Russell Sage Foundation - Gates Foundation Pipeline Grants Awarded to Emerging Scholars

Wednesday, March 17, 2021

Russell Sage Foundation - Gates Foundation Pipeline Grants Awarded to Emerging Scholars

The Russell Sage Foundation, in partnership with the Economic Mobility and Opportunity program at the Bill & Melinda Gates Foundation, is pleased to announce twenty-one awards made in the second round of their Pipeline Grants Competition.  Together, these research projects by emerging scholars represent a wide range of innovative research on economic mobility and access to opportunity in the United States. The RSF-Gates Pipeline Grants initiative is designed to support early- and mid-career tenure-track scholars who are underrepresented in the social sciences and to promote diversity broadly, including racial, ethnic, gender, disciplinary, institutional, and geographic diversity.

Following is the list of grant recipients with links to brief descriptions of their research projects.

Abhay Aneja (University of California, Berkeley) and Guo Xu (University of California, Berkeley)will study the impact of workplace racial segregation by analyzing the effects of President Woodrow Wilson’s 1913 directive segregating federal government workers by race.

Yaa Akosa Antwi (Johns Hopkins University) will evaluate the effect of Medicaid eligibility in childhood on criminal behavior in adulthood using changes in Medicaid eligibility rules in the 1980s and 1990s.

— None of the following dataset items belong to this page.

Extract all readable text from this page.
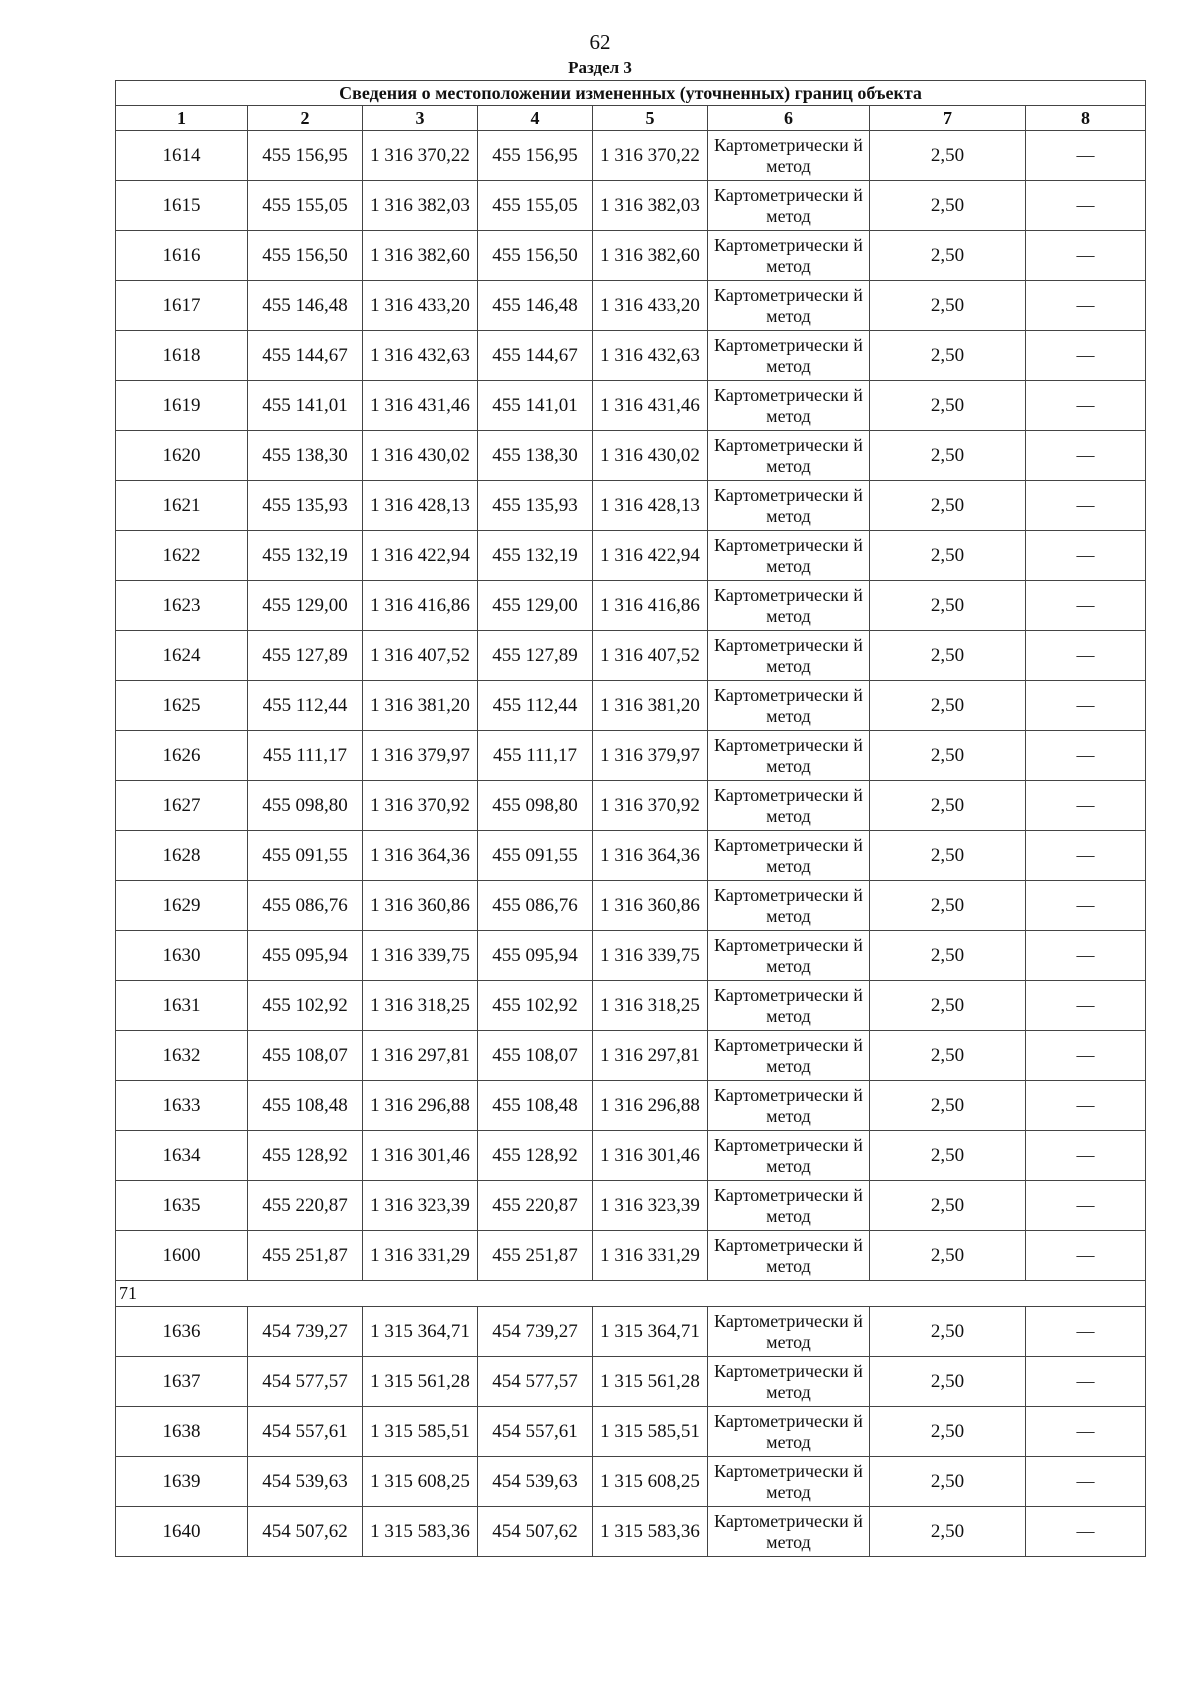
62
Раздел 3
Сведения о местоположении измененных (уточненных) границ объекта							
1	2	3	4	5	6	7	8
1614	455 156,95	1 316 370,22	455 156,95	1 316 370,22	Картометрически й метод	2,50	—
1615	455 155,05	1 316 382,03	455 155,05	1 316 382,03	Картометрически й метод	2,50	—
1616	455 156,50	1 316 382,60	455 156,50	1 316 382,60	Картометрически й метод	2,50	—
1617	455 146,48	1 316 433,20	455 146,48	1 316 433,20	Картометрически й метод	2,50	—
1618	455 144,67	1 316 432,63	455 144,67	1 316 432,63	Картометрически й метод	2,50	—
1619	455 141,01	1 316 431,46	455 141,01	1 316 431,46	Картометрически й метод	2,50	—
1620	455 138,30	1 316 430,02	455 138,30	1 316 430,02	Картометрически й метод	2,50	—
1621	455 135,93	1 316 428,13	455 135,93	1 316 428,13	Картометрически й метод	2,50	—
1622	455 132,19	1 316 422,94	455 132,19	1 316 422,94	Картометрически й метод	2,50	—
1623	455 129,00	1 316 416,86	455 129,00	1 316 416,86	Картометрически й метод	2,50	—
1624	455 127,89	1 316 407,52	455 127,89	1 316 407,52	Картометрически й метод	2,50	—
1625	455 112,44	1 316 381,20	455 112,44	1 316 381,20	Картометрически й метод	2,50	—
1626	455 111,17	1 316 379,97	455 111,17	1 316 379,97	Картометрически й метод	2,50	—
1627	455 098,80	1 316 370,92	455 098,80	1 316 370,92	Картометрически й метод	2,50	—
1628	455 091,55	1 316 364,36	455 091,55	1 316 364,36	Картометрически й метод	2,50	—
1629	455 086,76	1 316 360,86	455 086,76	1 316 360,86	Картометрически й метод	2,50	—
1630	455 095,94	1 316 339,75	455 095,94	1 316 339,75	Картометрически й метод	2,50	—
1631	455 102,92	1 316 318,25	455 102,92	1 316 318,25	Картометрически й метод	2,50	—
1632	455 108,07	1 316 297,81	455 108,07	1 316 297,81	Картометрически й метод	2,50	—
1633	455 108,48	1 316 296,88	455 108,48	1 316 296,88	Картометрически й метод	2,50	—
1634	455 128,92	1 316 301,46	455 128,92	1 316 301,46	Картометрически й метод	2,50	—
1635	455 220,87	1 316 323,39	455 220,87	1 316 323,39	Картометрически й метод	2,50	—
1600	455 251,87	1 316 331,29	455 251,87	1 316 331,29	Картометрически й метод	2,50	—
71							
1636	454 739,27	1 315 364,71	454 739,27	1 315 364,71	Картометрически й метод	2,50	—
1637	454 577,57	1 315 561,28	454 577,57	1 315 561,28	Картометрически й метод	2,50	—
1638	454 557,61	1 315 585,51	454 557,61	1 315 585,51	Картометрически й метод	2,50	—
1639	454 539,63	1 315 608,25	454 539,63	1 315 608,25	Картометрически й метод	2,50	—
1640	454 507,62	1 315 583,36	454 507,62	1 315 583,36	Картометрически й метод	2,50	—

Noli Brazil (University of California, Davis) will examine the extent to which public school closures due to the economic effects of the COVID pandemic occur primarily in minority neighborhoods.

Brielle Bryan (Rice University) will study the extent to which people with felony convictions face discrimination in the rental housing market.


Stephanie Canizales (University of California, Merced) will study unaccompanied Central American and Mexican immigrant youth's ties to their families at home and how they shape youth's financial stability.

Laura Cuesta (Rutgers University, New Brunswick) and Alejandra Ros Pilarz (University of Wisconsin) will study how regularity in child support receipt has changed over the past twenty years and the extent to which regularity affects custodial mothers’ employment and economic well-being.

Daysi Diaz-Strong (University of Illinois, Chicago) will examine the role of high school teachers, counselors, and social workers in providing financial aid resources for undocumented youth.

Angela Dixon (Emory University) will investigate the ripple or “spillover” effects of Black–White disparities in mortality and the intergenerational consequences for survivors’ wellbeing.

Linsey Edwards (New York University) will examine the prevalence, causes, and consequences of zero and near-zero work hour schedules as a form of job precarity.


Rachel Ellis (University of Maryland College Park) will study women on probation to examine the unequal impacts of state surveillance, with special attention to the role of gender and motherhood.

Laura Enriquez (University of California, Irvine) will examine how undocumented status creates legal vulnerability that can compromise Latinx children of immigrants’ potential for upward mobility.

Brittany Fox-Williams (CUNY Lehman College) will study the racial dynamics of trust in student-educator relationships in New York City high schools and ways to foster trusting school climates for Black youth.

Emily Frazier (Northwest Missouri State University) will study refugee integration in the Midwest following Trump-era admission cuts and policy changes to the refugee resettlement system.

Yana Kucheva (CUNY, City College) and Norma Fuentes-Mayorga (CUNY, City College) will study mixed-status Latino families to examine how the social safety net contributed to new inequalities during the pandemic.

Analisa Packham (Vanderbilt University) and David Slusky (University of Kansas) will study the extent to which removing Medicaid application barriers for released inmates affects health care take-up, recidivism, and occupational trajectories.

Christian Phillips (University of Southern California) will analyze the influence of ethnicity, gender, and economic roles of Filipina American essential workers on their political incorporation.

Aradhya Sood, (University of Toronto) and Milena Almagro (University of Chicago) will study the extent to which racially restrictive housing covenants contributed to segregation, the racial wealth gap, and unequal access to neighborhood amenities.

George Spencer (University of Georgia) will study the extent to which losing financial aid affects student mobility and degree completion and the potential consequences of retention requirements for merit-based grant programs.

Casey Stockstill (University of Denver) will study teacher stress, COVID workload changes, and “play-based learning” execution in sixty Denver preschools with varied race/class compositions.

Courtney Thomas Tobin (University of California, Los Angeles) will investigate the psychosocial consequences of social mobility among Black Americans and how it affects their well-being.

Diane Wong (Rutgers University, Newark) will examine the political response of residents in Manhattan’s Chinatown to evictions, landlord harassment, cultural erasure, and other forms of dispossession.